- Born: Dublin, Ireland
- Occupation: Artist
- Writing career
- Subject: Botanical art

= Holly Somerville =

Botanical artist, illustrator and teacher

Holly Somerville is an Irish botanical artist, illustrator and teacher. She has worked for Trinity College, Dublin, and produced the botanical illustrations for the seventh edition of David Webb's An Irish Flora.

== Career ==
Born Holly Nixon in Dublin and went to St Columba's College, Dublin.
Somerville was educated at Oxford where she completed a master's degree in plant sciences at Somerville College. She then completed her education in Edinburgh College of Art with a BA in illustration and photography.

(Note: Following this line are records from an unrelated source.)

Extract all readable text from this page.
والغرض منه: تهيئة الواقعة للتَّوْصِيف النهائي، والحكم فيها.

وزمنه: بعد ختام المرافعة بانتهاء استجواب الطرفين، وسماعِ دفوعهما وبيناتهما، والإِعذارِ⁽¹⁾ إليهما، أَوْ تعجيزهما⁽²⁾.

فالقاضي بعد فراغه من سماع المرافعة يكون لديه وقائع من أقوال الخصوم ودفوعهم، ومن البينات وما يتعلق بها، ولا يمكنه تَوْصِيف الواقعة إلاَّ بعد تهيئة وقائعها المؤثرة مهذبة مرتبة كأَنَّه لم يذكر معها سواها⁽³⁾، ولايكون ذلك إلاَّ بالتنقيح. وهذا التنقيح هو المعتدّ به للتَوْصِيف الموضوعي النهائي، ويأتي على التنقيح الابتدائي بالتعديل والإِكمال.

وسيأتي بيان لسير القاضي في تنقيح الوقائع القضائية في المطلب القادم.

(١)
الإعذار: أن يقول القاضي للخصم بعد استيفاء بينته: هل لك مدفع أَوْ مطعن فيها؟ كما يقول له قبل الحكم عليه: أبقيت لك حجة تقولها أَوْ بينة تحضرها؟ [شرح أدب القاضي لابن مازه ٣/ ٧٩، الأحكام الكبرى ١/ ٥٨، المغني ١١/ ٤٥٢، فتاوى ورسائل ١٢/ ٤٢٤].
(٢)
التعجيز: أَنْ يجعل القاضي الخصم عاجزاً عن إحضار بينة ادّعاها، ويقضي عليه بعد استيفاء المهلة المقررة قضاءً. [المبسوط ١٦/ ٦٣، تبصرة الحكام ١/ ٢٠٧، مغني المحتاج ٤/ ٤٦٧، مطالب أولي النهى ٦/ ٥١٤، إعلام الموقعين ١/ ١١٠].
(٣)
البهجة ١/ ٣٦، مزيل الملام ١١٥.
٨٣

Post college in 1994 she was employed by the Botany Department in Trinity College, Dublin to assist with specimen illustration.

==Exhibitions==
- 2017, 2016 Water Colour Society of Ireland Annual Exhibition
- 2017, 2016, 2015, 2014, 2013 Botanical Art in Bloom
- 2017 Eireannach, National Botanic Gardens, Glasnevin, Dublin
- 2016, 2015, 2013, 2011 Royal Hibernian Academy Annual Exhibition
- 2016 Plandaí Oidreachta, Irish Heritage Plants, National Botanic Gardens, Glasnevin, Dublin
- 2016 Art in the Garden Exhibition, Tourin House, County Waterford
- 2016 New Little Habitats, Ballydorn, County Down, Northern Ireland
- 2015, 2013 Galway Garden Festival Botanical Art Exhibition, Claregalway Castle
- 2014 Aibitir: the Irish Alphabet in Botanical Art, National Botanic Gardens, Dublin
- 2010 Grangecon Cafe, Blessington, County Wicklow (solo)
- 2001 The Garden House, Enniskerry, County Wicklow (solo)
- 1999 The Kennedy Gallery, Dublin (solo)
- 1999 Exhibition of National Trust Paintings, Ulster Museum, Belfast
- 1998 Ulster Cancer Foundation Annual Exhibition, Belfast
- 1998 Gloucestershire Society for Botanical Illustration Annual Exhibition, Corinium Museum, Cirencester, UK
- 1996 Royal Ulster Academy Summer Exhibition, Ulster Museum, Belfast
- 1996 Artists' Day on Botanical Illustration, Botany Department, Oxford University, UK
- 1995 The Bay Tree Gallery, Holywood, County Down (solo)
- 1994 Malone House, Summer Exhibition, Belfast

Her work is on display in The National Trust, and Trinity College, Dublin. She is a Fellow of the Ballinglen Arts Foundation, Ballycastle, County Mayo.

==Awards==
2015 Somerville won three medals for her work in Bloom.

==Personal life==
Holly was married in 1999 to James Somerville with whom she has three daughters.